Abstract

Glucocorticoids (GC) can regulate aqueous humor outflow and have often been associated with primary open angle glaucoma (POAG). The ocular or systemic administration of glucocorticoids can cause the elevation of intraocular pressure by increasing aqueous humor outflow resistance via morphological and biochemical changes in the trabecular meshwork (TM). The ability of glucocorticoids to induce ocular hypertension is dependent on individual responsiveness, the potency of the glucocorticoid, the route of administration, and the duration of treatment. Glucocorticoid-induced ocular hypertension occurs not only in humans, but also in rabbits, cats, dogs, and nonhuman primates. Glucocorticoids have a multitude of effects on trabecular meshwork cells causing changes in TM protein expression, cytoskeletal organization, extracellular matrix deposition, cell shape, and cell function. Many of these changes in the TM may be responsible for the generation of glucocorticoid-induced ocular hypertension. There have been several reports of increased cortisol levels, altered cortisol metabolism, and differential glucocorticoid responsiveness in patients with ocular hypertension and POAG. However, there is as yet no clear evidence for a causal role between glucocorticoids and primary open angle glaucoma.
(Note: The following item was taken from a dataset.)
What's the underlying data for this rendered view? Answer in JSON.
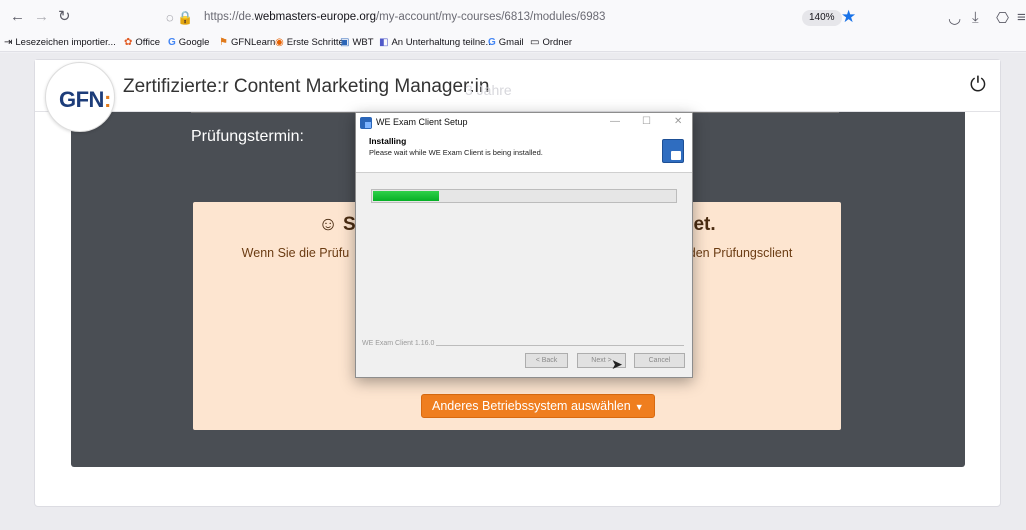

Finally, there is evidence that a variety of steroids of differing pharmacological steroid classes can lower the elevated intraocular pressure (IOP) in glucocorticoid-induced ocular hypertension and/ or in glaucoma patients. Continued research in the coming years should (a) identify the molecular mechanisms responsible for glucocorticoid-induced ocular hypertension and glaucoma, (b) determine whether glucocorticoids play a role in the pathogenesis of primary open angle glaucoma, and (c) determine the therapeutic utility of anti-glaucoma steroids.